王小五只用了一秒钟,就放弃了这些不切实际的想法。
“好吧,美人,相信你已经看出来了,”王小五挺一挺小胸膛,“我千里迢迢从美丽的苏州来到这里,是有重要的事情要办的。”
对王小五来说,要不是因为这件事情亟待解决,他才不会从自己的温柔乡、安乐窝里挣脱出来,踏上一条未知的、不确定的寻亲之旅的。
“我要找爹!”
贵妇人一愣:“找爹?”
王小五沉重地点了点头:“我妈说了,我有一个,不负责任的爹。”
在王妈短暂的二十五岁的人生中,只出现了一次的渣男。
想当年,王妈和辣个男人第一次见面,就天雷勾动了地火,发展出了一段轰轰烈烈、突破世俗、冲破禁忌的狗血虐恋。

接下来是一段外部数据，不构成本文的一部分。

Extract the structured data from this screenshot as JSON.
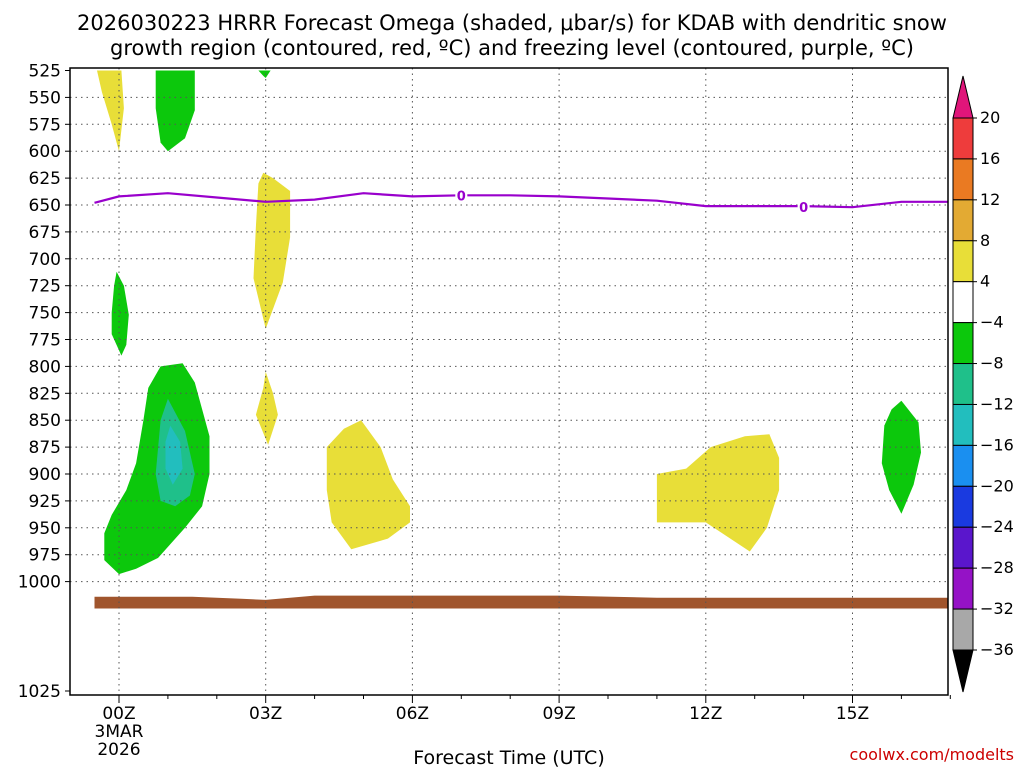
{
  "chart_data": {
    "type": "area",
    "title_line1": "2026030223 HRRR Forecast Omega (shaded, μbar/s) for KDAB with dendritic snow",
    "title_line2": "growth region (contoured, red, ºC) and freezing level (contoured, purple, ºC)",
    "xlabel": "Forecast Time (UTC)",
    "credit": "coolwx.com/modelts",
    "x_range": [
      -0.5,
      17.0
    ],
    "y_range": [
      525,
      1025
    ],
    "y_ticks": [
      525,
      550,
      575,
      600,
      625,
      650,
      675,
      700,
      725,
      750,
      775,
      800,
      825,
      850,
      875,
      900,
      925,
      950,
      975,
      1000,
      1025
    ],
    "x_ticks": [
      {
        "hour": 0,
        "label": "00Z"
      },
      {
        "hour": 3,
        "label": "03Z"
      },
      {
        "hour": 6,
        "label": "06Z"
      },
      {
        "hour": 9,
        "label": "09Z"
      },
      {
        "hour": 12,
        "label": "12Z"
      },
      {
        "hour": 15,
        "label": "15Z"
      }
    ],
    "date_label": [
      "3MAR",
      "2026"
    ],
    "colorbar": {
      "levels": [
        {
          "from": 20,
          "to": null,
          "color": "#e0157a"
        },
        {
          "from": 16,
          "to": 20,
          "color": "#ee3c3c"
        },
        {
          "from": 12,
          "to": 16,
          "color": "#ea7a22"
        },
        {
          "from": 8,
          "to": 12,
          "color": "#e3aa33"
        },
        {
          "from": 4,
          "to": 8,
          "color": "#e8de38"
        },
        {
          "from": -4,
          "to": 4,
          "color": "#ffffff"
        },
        {
          "from": -8,
          "to": -4,
          "color": "#0cc80c"
        },
        {
          "from": -12,
          "to": -8,
          "color": "#1fc08a"
        },
        {
          "from": -16,
          "to": -12,
          "color": "#22bebe"
        },
        {
          "from": -20,
          "to": -16,
          "color": "#1a8ff0"
        },
        {
          "from": -24,
          "to": -20,
          "color": "#1a3ae0"
        },
        {
          "from": -28,
          "to": -24,
          "color": "#5a16cc"
        },
        {
          "from": -32,
          "to": -28,
          "color": "#9512c6"
        },
        {
          "from": -36,
          "to": -32,
          "color": "#a8a8a8"
        },
        {
          "from": null,
          "to": -36,
          "color": "#000000"
        }
      ],
      "tick_labels": [
        "20",
        "16",
        "12",
        "8",
        "4",
        "−4",
        "−8",
        "−12",
        "−16",
        "−20",
        "−24",
        "−28",
        "−32",
        "−36"
      ]
    },
    "shaded_regions": [
      {
        "name": "pos-0z-upper",
        "color": "#e8de38",
        "points": [
          [
            -0.45,
            525
          ],
          [
            0.05,
            525
          ],
          [
            0.1,
            560
          ],
          [
            0.05,
            580
          ],
          [
            0,
            600
          ],
          [
            -0.15,
            575
          ],
          [
            -0.35,
            545
          ]
        ]
      },
      {
        "name": "neg-1z-upper",
        "color": "#0cc80c",
        "points": [
          [
            0.75,
            525
          ],
          [
            1.55,
            525
          ],
          [
            1.55,
            562
          ],
          [
            1.35,
            588
          ],
          [
            1.0,
            600
          ],
          [
            0.85,
            592
          ],
          [
            0.75,
            560
          ]
        ]
      },
      {
        "name": "neg-3z-top",
        "color": "#0cc80c",
        "points": [
          [
            2.85,
            525
          ],
          [
            3.1,
            525
          ],
          [
            3.0,
            532
          ],
          [
            2.95,
            530
          ]
        ]
      },
      {
        "name": "pos-3z-mid",
        "color": "#e8de38",
        "points": [
          [
            2.95,
            620
          ],
          [
            3.15,
            625
          ],
          [
            3.5,
            637
          ],
          [
            3.5,
            680
          ],
          [
            3.35,
            722
          ],
          [
            3.0,
            765
          ],
          [
            2.75,
            718
          ],
          [
            2.8,
            670
          ],
          [
            2.85,
            630
          ]
        ]
      },
      {
        "name": "neg-0z-mid",
        "color": "#0cc80c",
        "points": [
          [
            -0.05,
            712
          ],
          [
            0.1,
            725
          ],
          [
            0.2,
            752
          ],
          [
            0.15,
            780
          ],
          [
            0.05,
            790
          ],
          [
            -0.15,
            770
          ],
          [
            -0.15,
            750
          ],
          [
            -0.1,
            725
          ]
        ]
      },
      {
        "name": "pos-3z-low",
        "color": "#e8de38",
        "points": [
          [
            3.0,
            805
          ],
          [
            3.15,
            825
          ],
          [
            3.25,
            845
          ],
          [
            3.05,
            873
          ],
          [
            2.8,
            845
          ],
          [
            2.95,
            820
          ]
        ]
      },
      {
        "name": "neg-1z-low",
        "color": "#0cc80c",
        "points": [
          [
            0.85,
            800
          ],
          [
            1.3,
            797
          ],
          [
            1.55,
            815
          ],
          [
            1.85,
            865
          ],
          [
            1.85,
            900
          ],
          [
            1.7,
            930
          ],
          [
            1.35,
            950
          ],
          [
            0.8,
            978
          ],
          [
            0.35,
            988
          ],
          [
            0,
            993
          ],
          [
            -0.3,
            980
          ],
          [
            -0.3,
            955
          ],
          [
            -0.15,
            938
          ],
          [
            0.15,
            915
          ],
          [
            0.35,
            890
          ],
          [
            0.5,
            850
          ],
          [
            0.6,
            820
          ]
        ]
      },
      {
        "name": "neg-1z-core",
        "color": "#1fc08a",
        "points": [
          [
            1.0,
            830
          ],
          [
            1.35,
            860
          ],
          [
            1.55,
            900
          ],
          [
            1.45,
            920
          ],
          [
            1.15,
            930
          ],
          [
            0.85,
            925
          ],
          [
            0.75,
            900
          ],
          [
            0.85,
            850
          ]
        ]
      },
      {
        "name": "neg-1z-core2",
        "color": "#22bebe",
        "points": [
          [
            1.05,
            855
          ],
          [
            1.25,
            870
          ],
          [
            1.3,
            895
          ],
          [
            1.1,
            910
          ],
          [
            0.95,
            895
          ],
          [
            0.95,
            870
          ]
        ]
      },
      {
        "name": "pos-5z",
        "color": "#e8de38",
        "points": [
          [
            4.6,
            858
          ],
          [
            4.95,
            850
          ],
          [
            5.35,
            875
          ],
          [
            5.6,
            905
          ],
          [
            5.95,
            930
          ],
          [
            5.95,
            945
          ],
          [
            5.5,
            960
          ],
          [
            4.75,
            970
          ],
          [
            4.35,
            945
          ],
          [
            4.25,
            915
          ],
          [
            4.25,
            875
          ]
        ]
      },
      {
        "name": "pos-12z",
        "color": "#e8de38",
        "points": [
          [
            11.0,
            900
          ],
          [
            11.6,
            895
          ],
          [
            12.1,
            875
          ],
          [
            12.8,
            865
          ],
          [
            13.3,
            863
          ],
          [
            13.5,
            885
          ],
          [
            13.5,
            915
          ],
          [
            13.25,
            950
          ],
          [
            12.9,
            972
          ],
          [
            12.0,
            945
          ],
          [
            11.5,
            945
          ],
          [
            11.0,
            945
          ]
        ]
      },
      {
        "name": "neg-16z",
        "color": "#0cc80c",
        "points": [
          [
            15.8,
            840
          ],
          [
            16.0,
            832
          ],
          [
            16.35,
            852
          ],
          [
            16.4,
            880
          ],
          [
            16.25,
            910
          ],
          [
            16.0,
            937
          ],
          [
            15.75,
            915
          ],
          [
            15.6,
            890
          ],
          [
            15.65,
            855
          ]
        ]
      },
      {
        "name": "terrain",
        "color": "#a0552d",
        "points": [
          [
            -0.5,
            1014
          ],
          [
            1.5,
            1014
          ],
          [
            2.5,
            1016
          ],
          [
            3.0,
            1017
          ],
          [
            4.0,
            1013
          ],
          [
            9.0,
            1013
          ],
          [
            11.0,
            1015
          ],
          [
            17.0,
            1015
          ],
          [
            17.0,
            1025
          ],
          [
            -0.5,
            1025
          ]
        ]
      }
    ],
    "freezing_level": {
      "label": "0",
      "color": "#9900cc",
      "points": [
        [
          -0.5,
          648
        ],
        [
          0,
          642
        ],
        [
          1,
          639
        ],
        [
          2,
          643
        ],
        [
          3,
          647
        ],
        [
          4,
          645
        ],
        [
          5,
          639
        ],
        [
          6,
          642
        ],
        [
          7,
          641
        ],
        [
          8,
          641
        ],
        [
          9,
          642
        ],
        [
          10,
          644
        ],
        [
          11,
          646
        ],
        [
          12,
          651
        ],
        [
          13,
          651
        ],
        [
          14,
          651
        ],
        [
          15,
          652
        ],
        [
          16,
          647
        ],
        [
          17,
          647
        ]
      ],
      "label_positions": [
        [
          7.0,
          641
        ],
        [
          14.0,
          652
        ]
      ]
    }
  }
}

贵妇人似乎抓住了重点:“那个负心汉,只出现了一次?”
她恍然大悟。
这段故事如此清晰,以至于她不用想,就可以推测出事情的全貌。
一定是一个家大业大、游戏人间的富贵公子,欺骗了一个纯情女子的故事。
男人得偿所愿之后潇洒离去,可怜这个女子,在男人走之前许下的不切实际的谎言和承诺中苦苦等待,却毫无结果,在痛苦和悔恨中早早谢世。
只留下了眼前这个身份不明、不知所出的孩子。
贵妇人的眼里,顿时充满了同情。
……
王小五:“……”
在路上,每个听他说过身世的人,似乎都用这种关爱失孤儿童的目光,看过他。
但其实,事情还真不是你们想的辣样。
王小五想起了王妈的嘱咐,发誓要把王妈塑造成人们心中那种凄凄惨惨的失足妇女。
王小五答应了她的。
……
“好了美人,我到了,”马车还未停稳,就见王小五跳了下来,肥墩墩的身子像个球似的滚了两滚,冲身后摇了摇手:“感谢你搭载一程,就此别过吧。”

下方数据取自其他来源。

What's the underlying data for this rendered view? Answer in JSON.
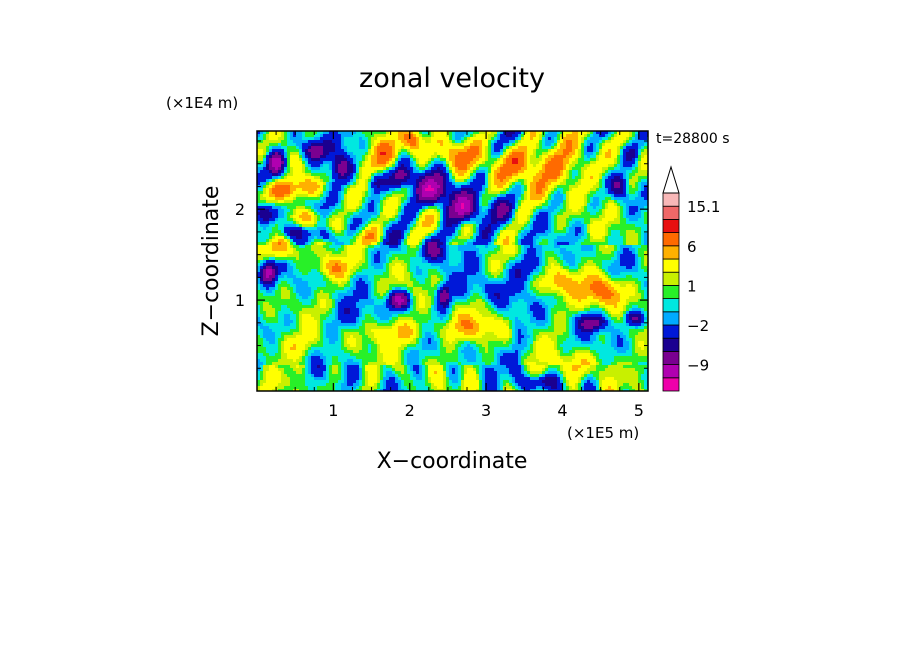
{
  "chart_data": {
    "type": "heatmap",
    "title": "zonal velocity",
    "xlabel": "X−coordinate",
    "ylabel": "Z−coordinate",
    "x_scale_label": "(×1E5 m)",
    "y_scale_label": "(×1E4 m)",
    "time_label": "t=28800 s",
    "xlim": [
      0,
      5.12
    ],
    "ylim": [
      0,
      2.86
    ],
    "x_ticks": [
      {
        "value": 1,
        "label": "1"
      },
      {
        "value": 2,
        "label": "2"
      },
      {
        "value": 3,
        "label": "3"
      },
      {
        "value": 4,
        "label": "4"
      },
      {
        "value": 5,
        "label": "5"
      }
    ],
    "y_ticks": [
      {
        "value": 1,
        "label": "1"
      },
      {
        "value": 2,
        "label": "2"
      }
    ],
    "y_minor_ticks": [
      0.25,
      0.5,
      0.75,
      1.25,
      1.5,
      1.75,
      2.25,
      2.5,
      2.75
    ],
    "x_minor_ticks": [
      0.25,
      0.5,
      0.75,
      1.25,
      1.5,
      1.75,
      2.25,
      2.5,
      2.75,
      3.25,
      3.5,
      3.75,
      4.25,
      4.5,
      4.75
    ],
    "colorbar": {
      "levels": [
        -15.1,
        -12,
        -9,
        -6,
        -4,
        -2,
        -1,
        0,
        1,
        2,
        4,
        6,
        9,
        12,
        15.1
      ],
      "colors": [
        "#ee00aa",
        "#b000b0",
        "#7a0090",
        "#1a0090",
        "#0018d8",
        "#00aaff",
        "#00e8e0",
        "#28f028",
        "#c8f000",
        "#ffff00",
        "#ffb000",
        "#ff6a00",
        "#e81010",
        "#f06868",
        "#f8b8b8"
      ],
      "extend_top": true,
      "labels": [
        {
          "value": 15.1,
          "label": "15.1"
        },
        {
          "value": 6,
          "label": "6"
        },
        {
          "value": 1,
          "label": "1"
        },
        {
          "value": -2,
          "label": "−2"
        },
        {
          "value": -9,
          "label": "−9"
        }
      ]
    },
    "features": [
      {
        "x": 0.25,
        "z": 2.5,
        "u": -10,
        "sx": 0.08,
        "sz": 0.1
      },
      {
        "x": 0.75,
        "z": 2.65,
        "u": -9,
        "sx": 0.12,
        "sz": 0.09
      },
      {
        "x": 1.1,
        "z": 2.45,
        "u": -7,
        "sx": 0.1,
        "sz": 0.12
      },
      {
        "x": 1.55,
        "z": 2.3,
        "u": -6,
        "sx": 0.08,
        "sz": 0.08
      },
      {
        "x": 1.9,
        "z": 2.35,
        "u": -7,
        "sx": 0.1,
        "sz": 0.08
      },
      {
        "x": 2.35,
        "z": 2.2,
        "u": -10,
        "sx": 0.18,
        "sz": 0.12
      },
      {
        "x": 2.7,
        "z": 2.0,
        "u": -8,
        "sx": 0.15,
        "sz": 0.1
      },
      {
        "x": 0.1,
        "z": 1.95,
        "u": -9,
        "sx": 0.1,
        "sz": 0.08
      },
      {
        "x": 0.45,
        "z": 1.75,
        "u": -6,
        "sx": 0.12,
        "sz": 0.06
      },
      {
        "x": 0.9,
        "z": 1.7,
        "u": -5,
        "sx": 0.1,
        "sz": 0.06
      },
      {
        "x": 0.15,
        "z": 1.3,
        "u": -9,
        "sx": 0.07,
        "sz": 0.08
      },
      {
        "x": 1.85,
        "z": 1.0,
        "u": -10,
        "sx": 0.1,
        "sz": 0.07
      },
      {
        "x": 2.45,
        "z": 1.05,
        "u": -8,
        "sx": 0.06,
        "sz": 0.08
      },
      {
        "x": 2.3,
        "z": 1.55,
        "u": -6,
        "sx": 0.1,
        "sz": 0.07
      },
      {
        "x": 3.5,
        "z": 1.35,
        "u": -4,
        "sx": 0.15,
        "sz": 0.1
      },
      {
        "x": 3.05,
        "z": 1.1,
        "u": -3,
        "sx": 0.2,
        "sz": 0.1
      },
      {
        "x": 4.4,
        "z": 0.75,
        "u": -7,
        "sx": 0.12,
        "sz": 0.06
      },
      {
        "x": 4.95,
        "z": 0.8,
        "u": -6,
        "sx": 0.1,
        "sz": 0.06
      },
      {
        "x": 3.7,
        "z": 0.1,
        "u": -5,
        "sx": 0.15,
        "sz": 0.06
      },
      {
        "x": 4.75,
        "z": 2.25,
        "u": -6,
        "sx": 0.08,
        "sz": 0.1
      },
      {
        "x": 4.9,
        "z": 2.6,
        "u": -5,
        "sx": 0.08,
        "sz": 0.1
      },
      {
        "x": 3.2,
        "z": 2.0,
        "u": -3,
        "sx": 0.15,
        "sz": 0.1
      },
      {
        "x": 0.3,
        "z": 2.2,
        "u": 7,
        "sx": 0.15,
        "sz": 0.08
      },
      {
        "x": 0.65,
        "z": 2.25,
        "u": 6,
        "sx": 0.15,
        "sz": 0.08
      },
      {
        "x": 1.65,
        "z": 2.6,
        "u": 7,
        "sx": 0.15,
        "sz": 0.12
      },
      {
        "x": 2.05,
        "z": 2.75,
        "u": 8,
        "sx": 0.1,
        "sz": 0.1
      },
      {
        "x": 2.6,
        "z": 2.6,
        "u": 6,
        "sx": 0.15,
        "sz": 0.1
      },
      {
        "x": 3.4,
        "z": 2.5,
        "u": 6,
        "sx": 0.3,
        "sz": 0.15
      },
      {
        "x": 4.1,
        "z": 2.45,
        "u": 5,
        "sx": 0.25,
        "sz": 0.2
      },
      {
        "x": 4.55,
        "z": 1.1,
        "u": 8,
        "sx": 0.18,
        "sz": 0.12
      },
      {
        "x": 3.95,
        "z": 1.2,
        "u": 5,
        "sx": 0.15,
        "sz": 0.1
      },
      {
        "x": 0.3,
        "z": 1.55,
        "u": 7,
        "sx": 0.12,
        "sz": 0.08
      },
      {
        "x": 1.0,
        "z": 1.35,
        "u": 5,
        "sx": 0.15,
        "sz": 0.08
      },
      {
        "x": 1.45,
        "z": 1.7,
        "u": 5,
        "sx": 0.12,
        "sz": 0.08
      },
      {
        "x": 0.7,
        "z": 1.9,
        "u": 7,
        "sx": 0.1,
        "sz": 0.07
      },
      {
        "x": 1.9,
        "z": 0.65,
        "u": 4,
        "sx": 0.3,
        "sz": 0.1
      },
      {
        "x": 2.8,
        "z": 0.7,
        "u": 4,
        "sx": 0.25,
        "sz": 0.1
      },
      {
        "x": 4.2,
        "z": 0.3,
        "u": 3,
        "sx": 0.25,
        "sz": 0.1
      },
      {
        "x": 1.2,
        "z": 0.8,
        "u": -1.5,
        "sx": 0.3,
        "sz": 0.1
      },
      {
        "x": 0.4,
        "z": 0.5,
        "u": 2.5,
        "sx": 0.3,
        "sz": 0.1
      },
      {
        "x": 3.4,
        "z": 0.5,
        "u": -1.5,
        "sx": 0.05,
        "sz": 0.35
      },
      {
        "x": 2.7,
        "z": 1.65,
        "u": -1.5,
        "sx": 0.3,
        "sz": 0.15
      }
    ]
  }
}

贵妇人顾不上他递进来的缺口铜钱:“哎哎,你不是要找爹吗?”
怎么往宫门方向走去啦?
“就是找爹啊。”
王小五一脸理所当然:“我妈说了,我爹住在北京城最大的房子里,让我有礼貌地敲门进。”
贵妇人:“……”
眼睁睁看着小孩呼哧呼哧走进了宫门里。
……
“你瞅啥?”
宫门里,五个兵丁低着头,围着不知从哪儿冒出来的小孩。
“瞅你咋地,”王小五仰头,有点惊叹:“看来我那个便宜爹还真有钱,一个小门都有五个安保,个个还这么结实。”
上手,捏了捏兵丁们的肌肉。
“真有钱。”
王小五家里,才雇佣了一个护院呢!
兵丁:“……”
兵丁:“喂,小孩,知不知道这是哪里啊?”
王小五:“听我妈说,这应该是我那个渣爹和他的大老婆住的地方。”
王妈早就嘱咐过了,千万不要和大老婆,以及大老婆的儿子们产生矛盾!
拿钱,就走!
……
“你爹叫啥?”
王小五想了想:“黄老爷。”
兵丁们呲着牙花哈哈大笑:“黄三出来!你外头相好的女人给你生了个儿子!”
下一秒,一个黑黢黢的汉子走了出来。
王小五还没有说话,兵丁们一致摇头。
“不是不是,看这模样就不是。”
“黄三这么黑的人,哪能生出这么白嫩的娃娃?”
兵丁议论了一会儿,恍然大悟:“不会是,押班房的黄麻子生的吧?”
“那家伙的阳、痿,治好啦?”
不一会儿,一个病痨鬼气喘吁吁地跑了过来,激动地抖如筛糠。
“儿子,你是我的儿子吗?!”
黄麻子仰天大哭:“天可怜见,我们黄家,居然有后了!”
……
在黄麻子怀抱里的王小五被勒地直翻白眼。
……
王小五义正辞严地站在桌子上。
旁边是巨大希望瞬间落空、嗷嗷痛哭的黄麻子。
因为刚才他才想起来,他这一辈子也没去过苏州一回。
为首的兵丁把烟袋锅子一磕,“说吧,到底谁是你爹?”
面对五选一的选项,王小五脖子一梗。
“都不是!”
“那谁是?”
“家在这里的人是!”
兵丁们捧腹大笑。
虽然这娃娃白白嫩嫩怪招人稀罕的,谁知道居然有癔症呢。
……
王小五被丢出了宫门外。
不过他麻溜地爬了起来,捏住了兵丁们打赏……
哦不,是赞助的五枚铜钱。
“娃娃,看你可怜,给你指一条明道,去街上找个画师,贴个寻人的布告!”
王小五醍醐灌顶。
……
“我要画……一个人!”
大街上,准备收摊的画师低头,看着呼哧呼哧爬上板凳的小孩。
“画谁?”
“我爹。”
“你爹长啥样?”
“……不知道!”
画师一笔差点歪了。
“那我怎么画?”
王小五理所当然:“我虽然没见过他,但我妈见过啊。”
王小五一字一顿地复述起王妈的话:“他半个脑袋油光水滑的,一看就是天天吃猪肘子的有钱人!那肥油都不往肠子里下去了,全变成油花秃噜在脑壳上了!”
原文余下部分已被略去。